Chris Wolfgang
Audio By Carbonatix
The news was so shocking and so unbelievable that I assumed it was internet bait and click, the business story equivalent of nude sunbathing actors. Pizza Hut sold? And to the company that owns 24 Hour Fitness? Impossible.
So I texted Bruce Allar, once the editor of Pizza Today, a magazine that covers the pizza business and for which I wrote for a decade. He was stunned as I was.
“It probably means the end of Pizza Hut after all the profits are extracted,” he texted me. “I can’t help but think that the Pizza Hut concept, in-store sales of mass-market pies, is way past useful.“
And he is almost certainly correct, as difficult as it is to comprehend. Pizza Hut was one of the giants of U.S. fast food, as important in its own way as McDonald’s. In those long-ago days before delivery apps and services like Grubhub and DoorDash, anyone who wanted food delivered usually just had one choice – pizza. And Pizza Hut, with its thousands of stores, billions of dollars in sales, and its red roofs, was the preeminent pizza delivery restaurant in the county.
In this, it almost didn’t matter what the pizza tasted like. It was cheap and it was available. What more do Americans want from fast food?
So Pizza Hut’s sale last week to a private equity firm likely means not only the beginning of the end for what was once the world’s largest pizza company, but the final chapter in traditional pizza delivery in the U.S.
The importance of the Hut
How important was Pizza Hut — whose headquarters are on the tollway at Belt Line Road and that was once run by former Dallas mayor Mike Rawlings?
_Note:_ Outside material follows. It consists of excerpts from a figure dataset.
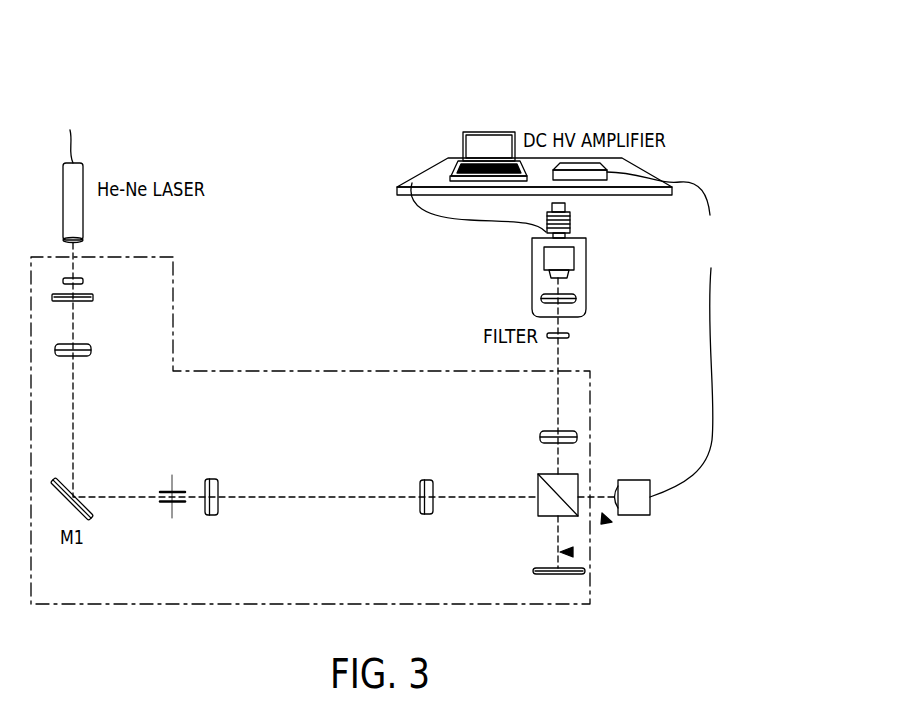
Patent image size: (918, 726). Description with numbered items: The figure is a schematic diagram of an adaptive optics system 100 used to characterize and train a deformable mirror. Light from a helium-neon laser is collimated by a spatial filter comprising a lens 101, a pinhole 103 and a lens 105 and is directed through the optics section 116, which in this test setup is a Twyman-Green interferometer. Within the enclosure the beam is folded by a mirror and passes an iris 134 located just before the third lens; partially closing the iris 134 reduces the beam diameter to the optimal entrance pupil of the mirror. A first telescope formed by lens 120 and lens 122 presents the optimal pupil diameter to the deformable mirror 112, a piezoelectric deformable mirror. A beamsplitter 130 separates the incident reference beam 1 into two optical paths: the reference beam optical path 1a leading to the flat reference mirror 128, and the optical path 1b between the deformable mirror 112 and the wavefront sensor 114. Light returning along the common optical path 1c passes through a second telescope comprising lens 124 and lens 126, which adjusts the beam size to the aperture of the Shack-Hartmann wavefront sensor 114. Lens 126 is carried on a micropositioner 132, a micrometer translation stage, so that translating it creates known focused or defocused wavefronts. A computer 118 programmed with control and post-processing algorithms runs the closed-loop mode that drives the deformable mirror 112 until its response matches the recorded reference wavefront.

The adaptive optics system 100 is at (282, 179).
The lens 101 is at (80, 279).
The pinhole 103 is at (93, 299).
The lens 105 is at (80, 357).
The deformable mirror 112 is at (652, 505).
The wavefront sensor 114 is at (544, 262).
The optics section 116 is at (595, 378).
The computer 118 is at (463, 140).
The lens 120 is at (218, 486).
The lens 122 is at (433, 486).
The lens 124 is at (540, 436).
The lens 126 is at (576, 300).
The reference mirror 128 is at (533, 571).
The beamsplitter 130 is at (573, 472).
The micropositioner 132 is at (586, 250).
The iris 134 is at (172, 490).
The reference beam 1 is at (554, 543).
The reference beam optical path 1a is at (573, 552).
The optical path between DM and WFS 1b is at (607, 520).
The common optical path 1c is at (337, 490).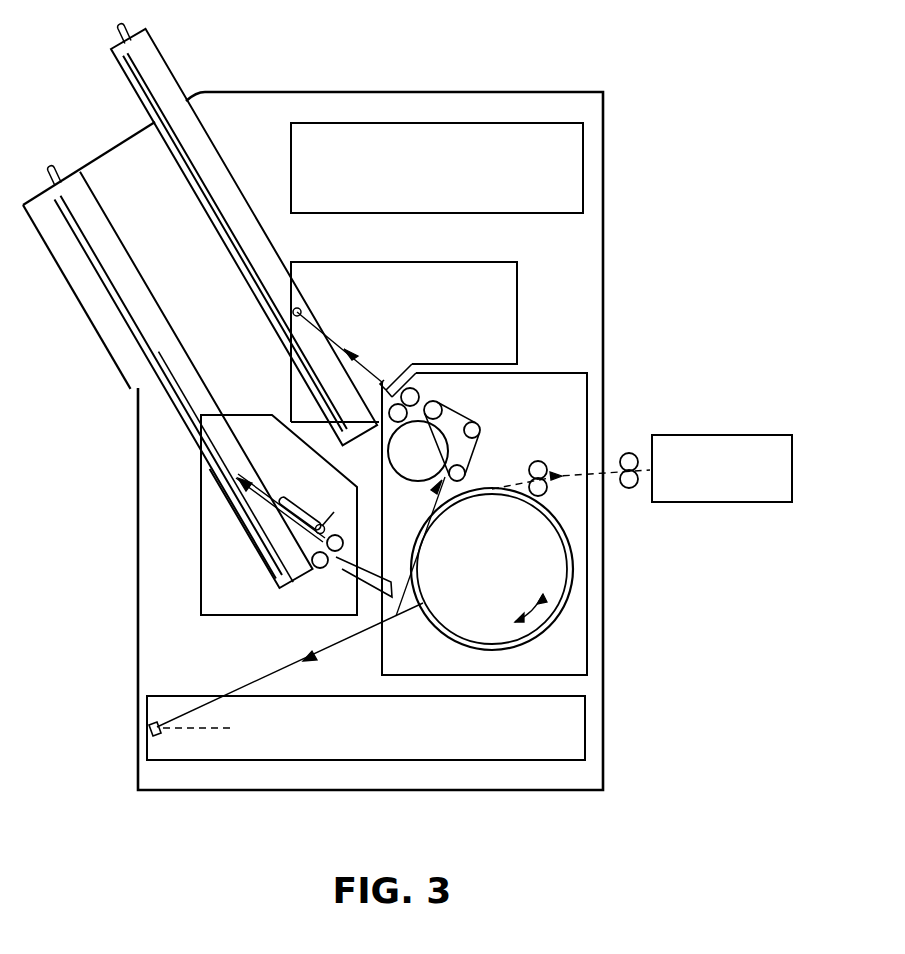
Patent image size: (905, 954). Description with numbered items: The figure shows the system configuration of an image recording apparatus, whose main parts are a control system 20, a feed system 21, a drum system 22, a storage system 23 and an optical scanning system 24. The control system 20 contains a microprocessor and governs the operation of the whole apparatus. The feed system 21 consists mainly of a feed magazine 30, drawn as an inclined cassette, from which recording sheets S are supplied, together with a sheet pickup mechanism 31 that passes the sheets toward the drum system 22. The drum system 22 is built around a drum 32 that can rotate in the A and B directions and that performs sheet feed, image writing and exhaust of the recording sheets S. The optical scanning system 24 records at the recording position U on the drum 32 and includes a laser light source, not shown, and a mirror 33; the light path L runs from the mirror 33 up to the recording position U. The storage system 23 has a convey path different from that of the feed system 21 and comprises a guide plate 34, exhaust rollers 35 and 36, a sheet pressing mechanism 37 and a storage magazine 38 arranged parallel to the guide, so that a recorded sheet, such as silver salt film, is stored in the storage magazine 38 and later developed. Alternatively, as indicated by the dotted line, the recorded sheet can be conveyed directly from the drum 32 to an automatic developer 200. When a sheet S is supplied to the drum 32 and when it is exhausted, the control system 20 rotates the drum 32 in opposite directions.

- Without Pizza Hut, there probably wouldn’t be Domino’s or Papa John’s; in fact, without the Pizza Hut model, it’s difficult to believe any decent-sized chain could have gotten started in the delivery business. It improved — if not invented — many of the operational systems that everyone else used.
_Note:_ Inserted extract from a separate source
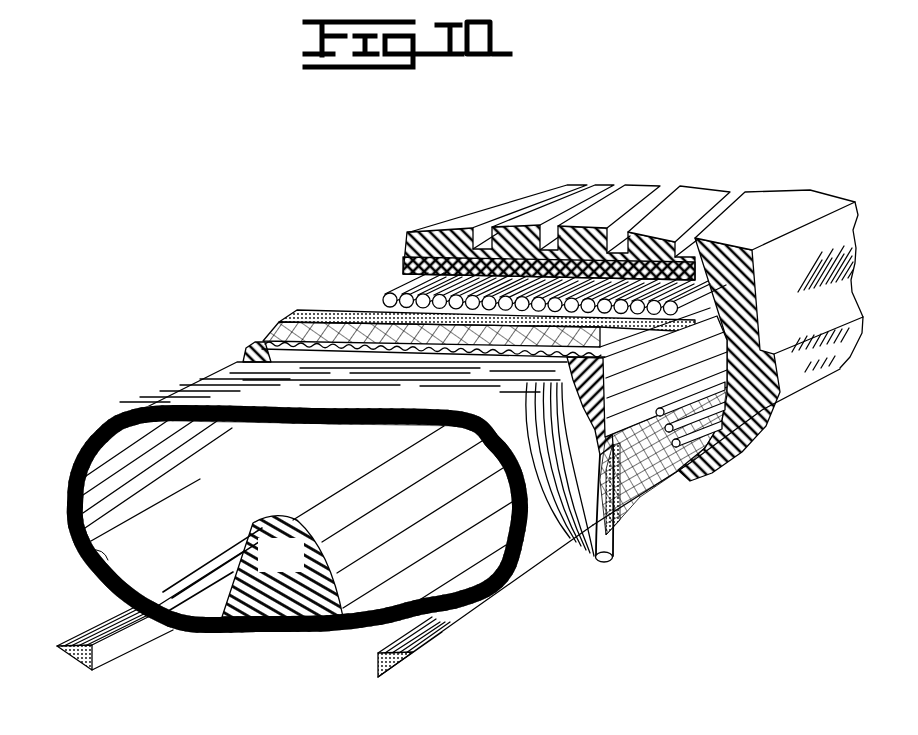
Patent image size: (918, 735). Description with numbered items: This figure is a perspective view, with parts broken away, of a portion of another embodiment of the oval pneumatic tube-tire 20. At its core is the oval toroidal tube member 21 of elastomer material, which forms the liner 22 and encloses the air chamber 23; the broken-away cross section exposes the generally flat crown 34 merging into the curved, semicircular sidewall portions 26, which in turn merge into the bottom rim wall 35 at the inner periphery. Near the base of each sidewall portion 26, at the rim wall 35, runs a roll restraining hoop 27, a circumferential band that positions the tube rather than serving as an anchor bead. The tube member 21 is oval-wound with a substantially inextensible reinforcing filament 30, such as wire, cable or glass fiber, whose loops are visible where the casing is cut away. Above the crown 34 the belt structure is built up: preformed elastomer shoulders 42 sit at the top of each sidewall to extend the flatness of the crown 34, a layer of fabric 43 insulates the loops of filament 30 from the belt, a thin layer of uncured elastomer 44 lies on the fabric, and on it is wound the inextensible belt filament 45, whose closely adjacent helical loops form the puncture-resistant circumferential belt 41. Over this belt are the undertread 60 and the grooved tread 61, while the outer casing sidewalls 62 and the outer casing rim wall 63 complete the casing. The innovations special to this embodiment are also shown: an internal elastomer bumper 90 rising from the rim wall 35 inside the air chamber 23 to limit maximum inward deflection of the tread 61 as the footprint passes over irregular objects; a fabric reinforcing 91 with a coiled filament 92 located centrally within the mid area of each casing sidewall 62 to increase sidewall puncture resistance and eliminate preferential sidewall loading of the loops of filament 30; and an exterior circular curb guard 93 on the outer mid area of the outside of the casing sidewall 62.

- McDonald’s tried to start its own national chain, Donato’s, in 1999 to expand into the pizza business and diversify away from burgers (about the same time it bought Chipotle). That failed, and McDonald’s dumped Donato’s four years later, which speaks to how difficult it was to do delivery pizza.
- The legendary 1998 Pizza Hut-Papa John’s lawsuit, in which the former sued the latter over the Papa John’s slogan, “Better Ingredients, Better Pizza.” The case went on for two years before melting away, though I had tremendous fun covering it for Pizza Today. As one commentator noted: “In the pizza business, this is an extra large with all the toppings.”
A long time coming
Pizza Hut’s end has been coming for a long time, at least a decade – slowing sales, store closures, and bankruptcies among its biggest U.S. and foreign franchisees. The parent company, Yum Brands (which also owns KFC and Taco Bell) has been looking for a way out for the last couple of years, issuing biz-speak statements like “the Pizza Hut team has been working hard to address business and category challenges. …”; an indication, certainly, that they had little idea about what to do.
Until now. And, regardless of what anyone thought of Pizza Hut or the quality of its product, it is the end of an era.